Fernando Raposo
A mentira tem a perna curta
Enquanto Paris chora as suas vítimas, que também são as nossas, dos atentados do passado dia 13 e Bruxelas se mantém vigilante quanto ao risco dos terroristas, por cá, Cavaco Silva entretém-se a “esticar” o tempo, apenas para adiar a solução em que ele próprio se deixou enredar.
António Costa, avisara, ainda durante a campanha, que não viabilizaria um governo minoritário da direita. Disto, a imprensa fizera eco e aqueles que votaram no Partido Socialista terão percebido o recado e os restantes partidos envolvidos na “contenda” não terão feito, certamente,”orelhas moucas”.

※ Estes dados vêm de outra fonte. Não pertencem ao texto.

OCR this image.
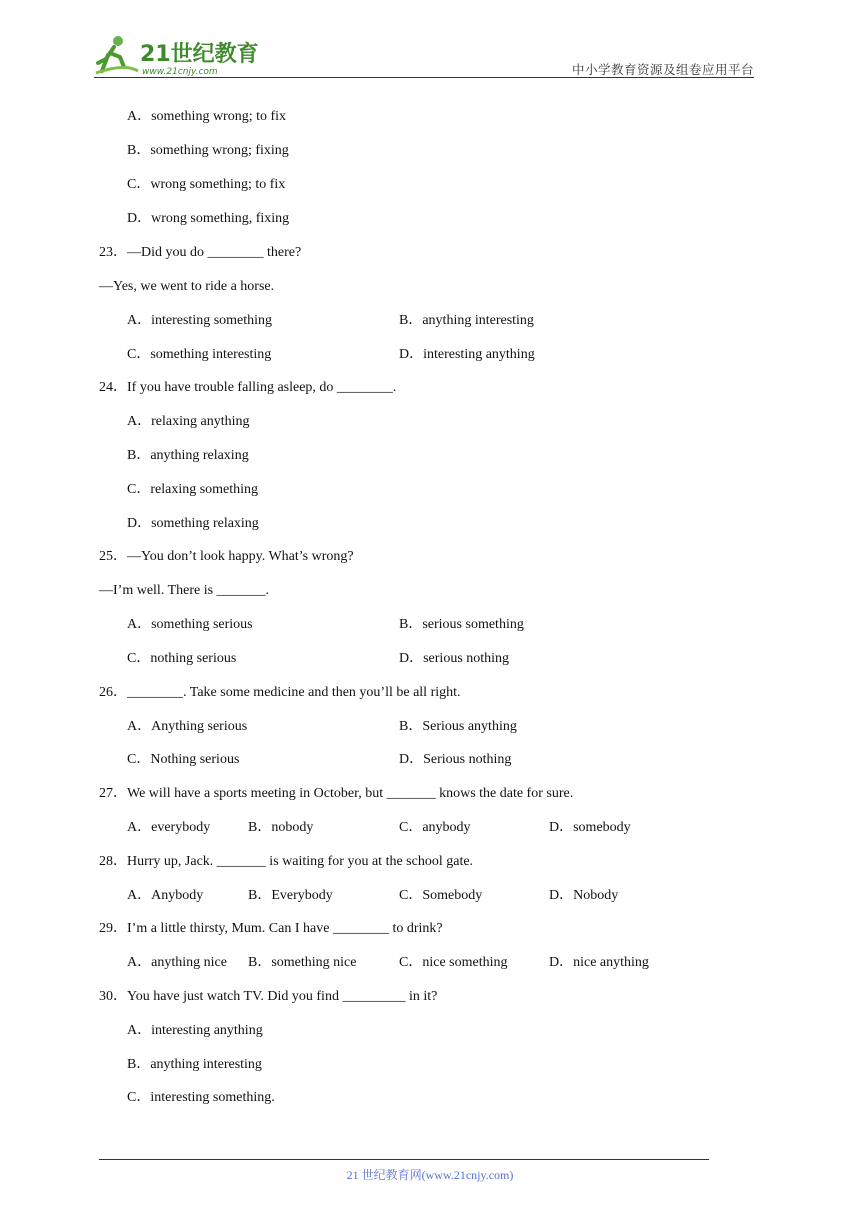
21世纪教育
www.21cnjy.com	中小学教育资源及组卷应用平台
A．something wrong; to fix
B．something wrong; fixing
C．wrong something; to fix
D．wrong something, fixing
23．—Did you do ________ there?
—Yes, we went to ride a horse.
A．interesting something	B．anything interesting
C．something interesting	D．interesting anything
24．If you have trouble falling asleep, do ________.
A．relaxing anything
B．anything relaxing
C．relaxing something
D．something relaxing
25．—You don’t look happy. What’s wrong?
—I’m well. There is _______.
A．something serious	B．serious something
C．nothing serious	D．serious nothing
26．________. Take some medicine and then you’ll be all right.
A．Anything serious	B．Serious anything
C．Nothing serious	D．Serious nothing
27．We will have a sports meeting in October, but _______ knows the date for sure.
A．everybody	B．nobody	C．anybody	D．somebody
28．Hurry up, Jack. _______ is waiting for you at the school gate.
A．Anybody	B．Everybody	C．Somebody	D．Nobody
29．I’m a little thirsty, Mum. Can I have ________ to drink?
A．anything nice B．something nice	C．nice something	D．nice anything
30．You have just watch TV. Did you find _________ in it?
A．interesting anything
B．anything interesting
C．interesting something.
21 世纪教育网(www.21cnjy.com)
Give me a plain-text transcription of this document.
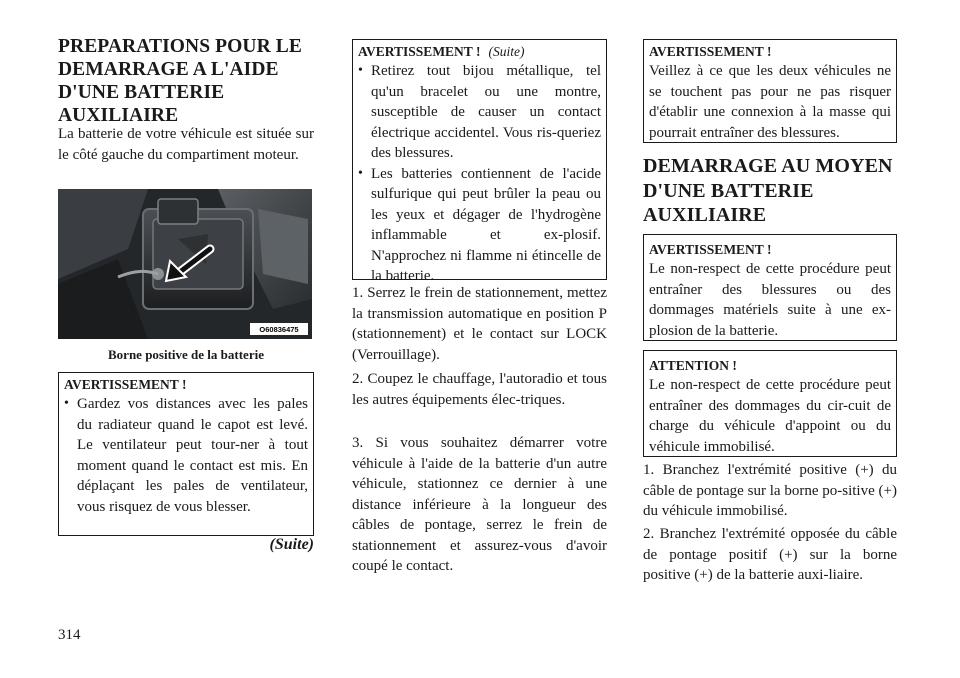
PREPARATIONS POUR LE DEMARRAGE A L'AIDE D'UNE BATTERIE AUXILIAIRE

La batterie de votre véhicule est située sur le côté gauche du compartiment moteur.

O60836475
Borne positive de la batterie
AVERTISSEMENT !
• Gardez vos distances avec les pales du radiateur quand le capot est levé. Le ventilateur peut tour-ner à tout moment quand le contact est mis. En déplaçant les pales de ventilateur, vous risquez de vous blesser.
(Suite)
AVERTISSEMENT ! (Suite)
• Retirez tout bijou métallique, tel qu'un bracelet ou une montre, susceptible de causer un contact électrique accidentel. Vous ris-queriez des blessures.
• Les batteries contiennent de l'acide sulfurique qui peut brûler la peau ou les yeux et dégager de l'hydrogène inflammable et ex-plosif. N'approchez ni flamme ni étincelle de la batterie.

1. Serrez le frein de stationnement, mettez la transmission automatique en position P (stationnement) et le contact sur LOCK (Verrouillage).

2. Coupez le chauffage, l'autoradio et tous les autres équipements élec-triques.

3. Si vous souhaitez démarrer votre véhicule à l'aide de la batterie d'un autre véhicule, stationnez ce dernier à une distance inférieure à la longueur des câbles de pontage, serrez le frein de stationnement et assurez-vous d'avoir coupé le contact.

AVERTISSEMENT !

Veillez à ce que les deux véhicules ne se touchent pas pour ne pas risquer d'établir une connexion à la masse qui pourrait entraîner des blessures.

DEMARRAGE AU MOYEN D'UNE BATTERIE AUXILIAIRE
AVERTISSEMENT !

Le non-respect de cette procédure peut entraîner des blessures ou des dommages matériels suite à une ex-plosion de la batterie.

ATTENTION !

Le non-respect de cette procédure peut entraîner des dommages du cir-cuit de charge du véhicule d'appoint ou du véhicule immobilisé.

1. Branchez l'extrémité positive (+) du câble de pontage sur la borne po-sitive (+) du véhicule immobilisé.

2. Branchez l'extrémité opposée du câble de pontage positif (+) sur la borne positive (+) de la batterie auxi-liaire.

314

Por isso, as expressões utilizadas, embuste e fraude, com que a direita tem brindado o entendimento do PS com os partidos à sua esquerda são despropositadas e revelam uma visão sectária do espectro político.
A esquerda, em particular o Partido Comunista, mudou, e muito, desde o célebre comício da Fonte Luminosa, em 1975, em que Mário Soares rompeu com o PC e fez frente ao radicalismo. Desde essa altura, o Partido Comunista elegera o Partido Socialista como o seu principal inimigo.
O diálogo à esquerda era assim imprevisível.
Por detrás desta mudança estarão porventura muitas razões, mas de entre elas não terá sido indiferente o desprezo com que a direita extremada tratou, nos últimos anos, a generalidade dos portugueses. Foram tempos muito austeros e penosos, cujas principais vítimas foram, e continuam a ser, aqueles que os partidos de esquerda sempre defenderam.
Foram tempos em que, por razões ideológicas ou por tacticismo, a direita mais conservadora de que há memória se furtou ao diálogo e fez da arrogância e da mentira companheiras de viagem.
Foram Passos e Portas que despertaram o Partido Comunista e também o Bloco de Esquerda para uma maior consciencialização de que o diálogo, o consenso e a construção de soluções de governabilidade à esquerda podem representar para benefício para a maioria dos portugueses.
Cavaco Silva foi surpreendido pela audácia da esquerda e terá ficado muito irritado. Razão pela qual, corridos que são mais de cinquenta dias, contados desde as legislativas, em Belém ainda se não avista fumo branco.
Talvez Cavaco Silva se tenha convencido, agora que está em fim de mandato, que, protelando a decisão (e qual é pressa, se o país tem os cofres cheios), António Costa se dê por vencido pelo cansaço de tanto esperar e Passos e Portas se vão aguentando, em gestão, até que o próximo Presidente da República dissolva o Parlamento e convoque novas eleições.
Enquanto a coisa não se resolve e o governo está em banho-maria, a mentira que, como o povo diz, tem a perna curta, mais dia, menos dia vem ao de cima.
Afinal de contas, a devolução de grande parte da sobretaxa do IRS, que o governo de Passos e Portas anunciou durante a campanha, já não vai ser efectuada. Propaganda, apenas propaganda, para convencimento dos mais incautos. E muitos, não tantos como em 2011, ainda caíram uma vez mais no conto do vigário. Isto sim, foi um embuste.
Conforme nos dá conta o jornal Expresso, com a venda, muito apressada, da TAP, e caso o negócio dê para o torto, o risco da dívida aos credores recai sobre o Estado. Apesar de, neste caso, conforme se refere na notícia, o accionista perder o dinheiro injectado na companhia, o negócio é apetecível para qualquer investidor, mesmo que esteja de tanga. Para Catarina Martins, porta-voz do Bloco de Esquerda, “a venda da TAP é uma nova parceria público-privada, … é um todo o risco para o público, todo o lucro para o privado” (jornal I, 21 de Novembro). Será mais uma conta que todos teremos que pagar.
É bom que Cavaco Silva se apresse, porque a mentira tem a perna curta.